Oh, good grief. Just when he’d thought that shitstain couldn’t have gotten any worse, Caradec managed to top himself in the awfulness department.
“Tourists.” Bell said “You’re talking about two Korean tourists, who got free tickets from the Guildmaster because they overdid it a bit working. They heard the fighting and hurried over to help.”
“If it helps, I can prove that I didn’t have anything to do with this.” Arthur said, took a deep breath, and rattled off the “I didn’t do nothing” speech Camelot’s legal department had whipped up for a situation where you needed to prove to a truth-teller that you were innocent.
“I, Arthur Wells, did not have anything to do with the Korean S-Rankers showing up. I did not facilitate it, I did not provide the information needed for someone else to do it, I did not ask, suggest, hint, or otherwise make someone do anything of the sort in my place. I was not, directly or indirectly, the impetus behind the situation.”
Of course, there was no doubt in his mind about which pair of scoundrels was behind this, but educated guesses weren’t evidence, or something he’d made statements about.
“See?” Bell said, glaring at Caradec “We got damn lucky we managed to stop whatever those people summoned, otherwise, we’d have been forced to just cordon off the conference center and reduced to bombarding it with bunker busters until something gave way. There’s absolutely nothing you did that helped, and a lot that was the exact opposite of help. You …”

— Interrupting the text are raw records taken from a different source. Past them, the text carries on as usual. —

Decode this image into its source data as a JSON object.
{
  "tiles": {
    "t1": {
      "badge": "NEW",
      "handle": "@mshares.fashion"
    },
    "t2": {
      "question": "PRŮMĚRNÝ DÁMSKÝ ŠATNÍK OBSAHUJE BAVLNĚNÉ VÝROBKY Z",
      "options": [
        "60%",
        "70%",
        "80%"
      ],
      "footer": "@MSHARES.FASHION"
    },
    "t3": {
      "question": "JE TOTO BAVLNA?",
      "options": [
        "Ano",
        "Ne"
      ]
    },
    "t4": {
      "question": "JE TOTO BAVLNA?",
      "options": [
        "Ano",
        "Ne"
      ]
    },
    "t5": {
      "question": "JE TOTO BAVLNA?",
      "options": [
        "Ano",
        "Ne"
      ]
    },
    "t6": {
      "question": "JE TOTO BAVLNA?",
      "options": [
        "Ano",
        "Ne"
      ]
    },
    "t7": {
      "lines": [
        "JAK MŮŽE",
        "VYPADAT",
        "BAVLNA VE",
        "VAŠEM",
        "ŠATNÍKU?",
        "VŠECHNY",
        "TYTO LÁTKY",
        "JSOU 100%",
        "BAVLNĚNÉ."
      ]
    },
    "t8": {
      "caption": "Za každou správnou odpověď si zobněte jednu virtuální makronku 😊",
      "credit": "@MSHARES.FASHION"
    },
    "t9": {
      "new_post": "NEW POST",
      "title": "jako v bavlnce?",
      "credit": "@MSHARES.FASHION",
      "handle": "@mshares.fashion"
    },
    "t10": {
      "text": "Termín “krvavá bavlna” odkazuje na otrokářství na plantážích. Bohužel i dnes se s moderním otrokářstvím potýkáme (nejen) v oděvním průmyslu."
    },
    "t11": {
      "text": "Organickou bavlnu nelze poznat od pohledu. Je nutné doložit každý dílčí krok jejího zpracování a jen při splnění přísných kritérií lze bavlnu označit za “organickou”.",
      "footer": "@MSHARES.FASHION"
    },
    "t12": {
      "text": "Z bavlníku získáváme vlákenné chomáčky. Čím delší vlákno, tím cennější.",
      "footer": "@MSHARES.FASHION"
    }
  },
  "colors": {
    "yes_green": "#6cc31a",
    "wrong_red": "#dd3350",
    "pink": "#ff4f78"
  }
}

“Oh really? The opposite of help?” Caradec threw up his hands in consternation “Do you know what’s the opposite of help? Getting saddled with a bunch of jumped-up civies for support, and now I’m getting judged here for trying to do what was best?”
“No, you’re being judged for thinking what’s best.” Derrien growled “And being wrong about it. Even you should have been able to realize that given how everything turned out.”
“I will not stand here and be ins- …”
It was obvious where that was going, and Derrien cut him off with a swift gesture of her hand. A simple “shut up, dude” gesture wouldn’t have worked, so she’d gone for the direct approach, preventing them from hearing his rant.
“If you have something reasonable to say, write it down.” She told him more calmly than Arthur could have managed.
Caradec had done a perfectly fine job of undermining himself, there was no real need to keep this going. Now, it was time to think about how to properly squeeze their prisoner for all the information he held.